Le repos, puis la découpe entre les manches
Laissez reposer le carré 5 à 10 minutes hors du four, sous une feuille d’aluminium posée sans serrer, sur une planche tiède. Les fibres se détendent et le jus se redistribue dans toute la noix. Trancher aussitôt sorti revient à vider la viande de ce jus sur la planche.
La découpe suit ensuite la logique de la pièce. Posez le carré manches vers vous, glissez la lame entre deux os et descendez d’un geste continu jusqu’à l’échine. Vous obtenez des côtes individuelles, une ou deux par coupe selon l’épaisseur souhaitée. Pour un service plus chic, détachez la noix entière de l’os et taillez-la en médaillons réguliers.
Pendant le repos, déglacez le plat au vin blanc ou à l’eau chaude, grattez les sucs, écrasez l’ail confit dans le jus et montez au beurre froid. Cette sauce minute naît de la viande elle-même, sans fond ni liaison.

Les erreurs qui gâchent un carré
La plus fréquente : le four trop doux. À 160 ou 170 °C, la pièce cuit avant de colorer, le gras reste blanc et mou, la croûte n’existe pas. Un carré demande une chaleur vive et une cuisson brève, à l’inverse d’une grosse pièce conduite en douceur comme dans notre méthode pour réussir un rôti au four.
Deuxième faute : la sonde plantée contre l’os. L’os conduit la chaleur plus vite que la chair et affiche cinq à dix degrés de trop, ce qui pousse à sortir un carré encore cru au centre.
Autre point : la croûte d’herbes posée trop tôt. Vingt minutes à 200 °C suffisent à la carboniser, et la chapelure brûlée gâche le goût du jus. Elle arrive en fin de parcours, jamais au départ.
Enfin, le carré oublié dans un four éteint mais chaud continue de cuire.

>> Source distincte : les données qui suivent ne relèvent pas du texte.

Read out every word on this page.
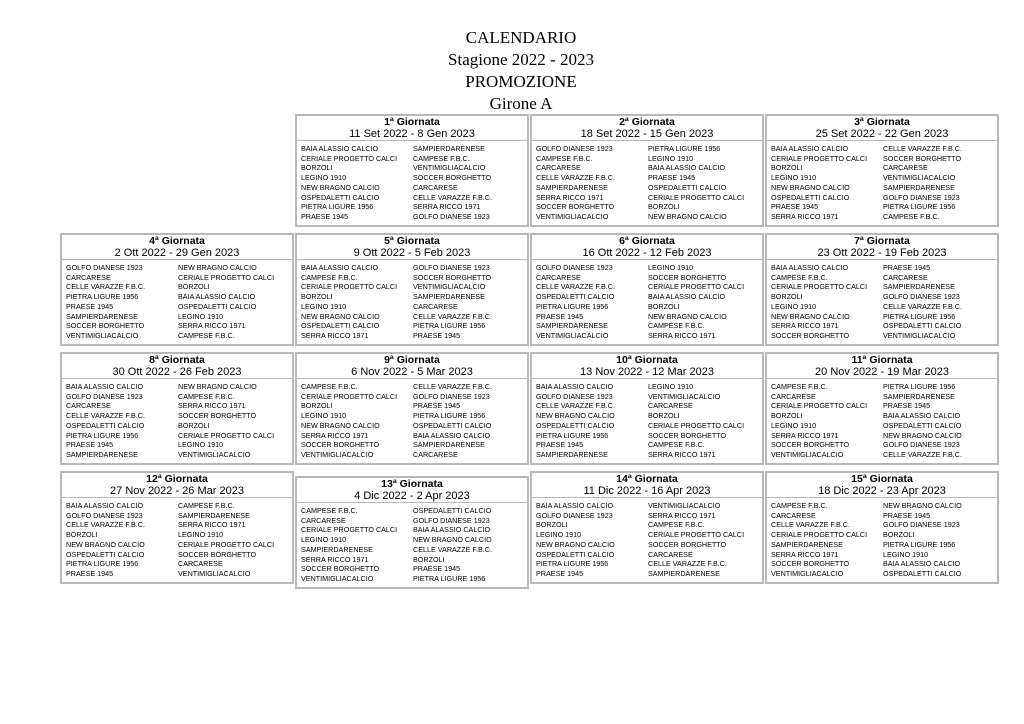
CALENDARIO
Stagione 2022 - 2023
PROMOZIONE
Girone A
1ª Giornata
11 Set 2022 - 8 Gen 2023
BAIA ALASSIO CALCIO	SAMPIERDARENESE
CERIALE PROGETTO CALCI	CAMPESE F.B.C.
BORZOLI	VENTIMIGLIACALCIO
LEGINO 1910	SOCCER BORGHETTO
NEW BRAGNO CALCIO	CARCARESE
OSPEDALETTI CALCIO	CELLE VARAZZE F.B.C.
PIETRA LIGURE 1956	SERRA RICCO 1971
PRAESE 1945	GOLFO DIANESE 1923
2ª Giornata
18 Set 2022 - 15 Gen 2023
GOLFO DIANESE 1923	PIETRA LIGURE 1956
CAMPESE F.B.C.	LEGINO 1910
CARCARESE	BAIA ALASSIO CALCIO
CELLE VARAZZE F.B.C.	PRAESE 1945
SAMPIERDARENESE	OSPEDALETTI CALCIO
SERRA RICCO 1971	CERIALE PROGETTO CALCI
SOCCER BORGHETTO	BORZOLI
VENTIMIGLIACALCIO	NEW BRAGNO CALCIO
3ª Giornata
25 Set 2022 - 22 Gen 2023
BAIA ALASSIO CALCIO	CELLE VARAZZE F.B.C.
CERIALE PROGETTO CALCI	SOCCER BORGHETTO
BORZOLI	CARCARESE
LEGINO 1910	VENTIMIGLIACALCIO
NEW BRAGNO CALCIO	SAMPIERDARENESE
OSPEDALETTI CALCIO	GOLFO DIANESE 1923
PRAESE 1945	PIETRA LIGURE 1956
SERRA RICCO 1971	CAMPESE F.B.C.
4ª Giornata
2 Ott 2022 - 29 Gen 2023
GOLFO DIANESE 1923	NEW BRAGNO CALCIO
CARCARESE	CERIALE PROGETTO CALCI
CELLE VARAZZE F.B.C.	BORZOLI
PIETRA LIGURE 1956	BAIA ALASSIO CALCIO
PRAESE 1945	OSPEDALETTI CALCIO
SAMPIERDARENESE	LEGINO 1910
SOCCER BORGHETTO	SERRA RICCO 1971
VENTIMIGLIACALCIO	CAMPESE F.B.C.
5ª Giornata
9 Ott 2022 - 5 Feb 2023
BAIA ALASSIO CALCIO	GOLFO DIANESE 1923
CAMPESE F.B.C.	SOCCER BORGHETTO
CERIALE PROGETTO CALCI	VENTIMIGLIACALCIO
BORZOLI	SAMPIERDARENESE
LEGINO 1910	CARCARESE
NEW BRAGNO CALCIO	CELLE VARAZZE F.B.C.
OSPEDALETTI CALCIO	PIETRA LIGURE 1956
SERRA RICCO 1971	PRAESE 1945
6ª Giornata
16 Ott 2022 - 12 Feb 2023
GOLFO DIANESE 1923	LEGINO 1910
CARCARESE	SOCCER BORGHETTO
CELLE VARAZZE F.B.C.	CERIALE PROGETTO CALCI
OSPEDALETTI CALCIO	BAIA ALASSIO CALCIO
PIETRA LIGURE 1956	BORZOLI
PRAESE 1945	NEW BRAGNO CALCIO
SAMPIERDARENESE	CAMPESE F.B.C.
VENTIMIGLIACALCIO	SERRA RICCO 1971
7ª Giornata
23 Ott 2022 - 19 Feb 2023
BAIA ALASSIO CALCIO	PRAESE 1945
CAMPESE F.B.C.	CARCARESE
CERIALE PROGETTO CALCI	SAMPIERDARENESE
BORZOLI	GOLFO DIANESE 1923
LEGINO 1910	CELLE VARAZZE F.B.C.
NEW BRAGNO CALCIO	PIETRA LIGURE 1956
SERRA RICCO 1971	OSPEDALETTI CALCIO
SOCCER BORGHETTO	VENTIMIGLIACALCIO
8ª Giornata
30 Ott 2022 - 26 Feb 2023
BAIA ALASSIO CALCIO	NEW BRAGNO CALCIO
GOLFO DIANESE 1923	CAMPESE F.B.C.
CARCARESE	SERRA RICCO 1971
CELLE VARAZZE F.B.C.	SOCCER BORGHETTO
OSPEDALETTI CALCIO	BORZOLI
PIETRA LIGURE 1956	CERIALE PROGETTO CALCI
PRAESE 1945	LEGINO 1910
SAMPIERDARENESE	VENTIMIGLIACALCIO
9ª Giornata
6 Nov 2022 - 5 Mar 2023
CAMPESE F.B.C.	CELLE VARAZZE F.B.C.
CERIALE PROGETTO CALCI	GOLFO DIANESE 1923
BORZOLI	PRAESE 1945
LEGINO 1910	PIETRA LIGURE 1956
NEW BRAGNO CALCIO	OSPEDALETTI CALCIO
SERRA RICCO 1971	BAIA ALASSIO CALCIO
SOCCER BORGHETTO	SAMPIERDARENESE
VENTIMIGLIACALCIO	CARCARESE
10ª Giornata
13 Nov 2022 - 12 Mar 2023
BAIA ALASSIO CALCIO	LEGINO 1910
GOLFO DIANESE 1923	VENTIMIGLIACALCIO
CELLE VARAZZE F.B.C.	CARCARESE
NEW BRAGNO CALCIO	BORZOLI
OSPEDALETTI CALCIO	CERIALE PROGETTO CALCI
PIETRA LIGURE 1956	SOCCER BORGHETTO
PRAESE 1945	CAMPESE F.B.C.
SAMPIERDARENESE	SERRA RICCO 1971
11ª Giornata
20 Nov 2022 - 19 Mar 2023
CAMPESE F.B.C.	PIETRA LIGURE 1956
CARCARESE	SAMPIERDARENESE
CERIALE PROGETTO CALCI	PRAESE 1945
BORZOLI	BAIA ALASSIO CALCIO
LEGINO 1910	OSPEDALETTI CALCIO
SERRA RICCO 1971	NEW BRAGNO CALCIO
SOCCER BORGHETTO	GOLFO DIANESE 1923
VENTIMIGLIACALCIO	CELLE VARAZZE F.B.C.
12ª Giornata
27 Nov 2022 - 26 Mar 2023
BAIA ALASSIO CALCIO	CAMPESE F.B.C.
GOLFO DIANESE 1923	SAMPIERDARENESE
CELLE VARAZZE F.B.C.	SERRA RICCO 1971
BORZOLI	LEGINO 1910
NEW BRAGNO CALCIO	CERIALE PROGETTO CALCI
OSPEDALETTI CALCIO	SOCCER BORGHETTO
PIETRA LIGURE 1956	CARCARESE
PRAESE 1945	VENTIMIGLIACALCIO
13ª Giornata
4 Dic 2022 - 2 Apr 2023
CAMPESE F.B.C.	OSPEDALETTI CALCIO
CARCARESE	GOLFO DIANESE 1923
CERIALE PROGETTO CALCI	BAIA ALASSIO CALCIO
LEGINO 1910	NEW BRAGNO CALCIO
SAMPIERDARENESE	CELLE VARAZZE F.B.C.
SERRA RICCO 1971	BORZOLI
SOCCER BORGHETTO	PRAESE 1945
VENTIMIGLIACALCIO	PIETRA LIGURE 1956
14ª Giornata
11 Dic 2022 - 16 Apr 2023
BAIA ALASSIO CALCIO	VENTIMIGLIACALCIO
GOLFO DIANESE 1923	SERRA RICCO 1971
BORZOLI	CAMPESE F.B.C.
LEGINO 1910	CERIALE PROGETTO CALCI
NEW BRAGNO CALCIO	SOCCER BORGHETTO
OSPEDALETTI CALCIO	CARCARESE
PIETRA LIGURE 1956	CELLE VARAZZE F.B.C.
PRAESE 1945	SAMPIERDARENESE
15ª Giornata
18 Dic 2022 - 23 Apr 2023
CAMPESE F.B.C.	NEW BRAGNO CALCIO
CARCARESE	PRAESE 1945
CELLE VARAZZE F.B.C.	GOLFO DIANESE 1923
CERIALE PROGETTO CALCI	BORZOLI
SAMPIERDARENESE	PIETRA LIGURE 1956
SERRA RICCO 1971	LEGINO 1910
SOCCER BORGHETTO	BAIA ALASSIO CALCIO
VENTIMIGLIACALCIO	OSPEDALETTI CALCIO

Sortez-le, posez-le sur une planche à l’air libre, et acceptez qu’il tiédisse un peu : un agneau rosé servi tiède vaut mieux qu’un agneau brûlant et gris. Et si le carré se retrouve détaillé en côtes avant cuisson, changez de méthode : la poêle brûlante et les deux minutes par face décrites dans notre cuisson des côtes d’agneau prennent alors le relais du four.
Prochaine étape : commandez un carré de huit côtes manches grattés, notez le poids exact et le temps réel qu’il a demandé dans votre four. Deux essais suffisent à caler la durée qui donnera le même rosé à chaque fois.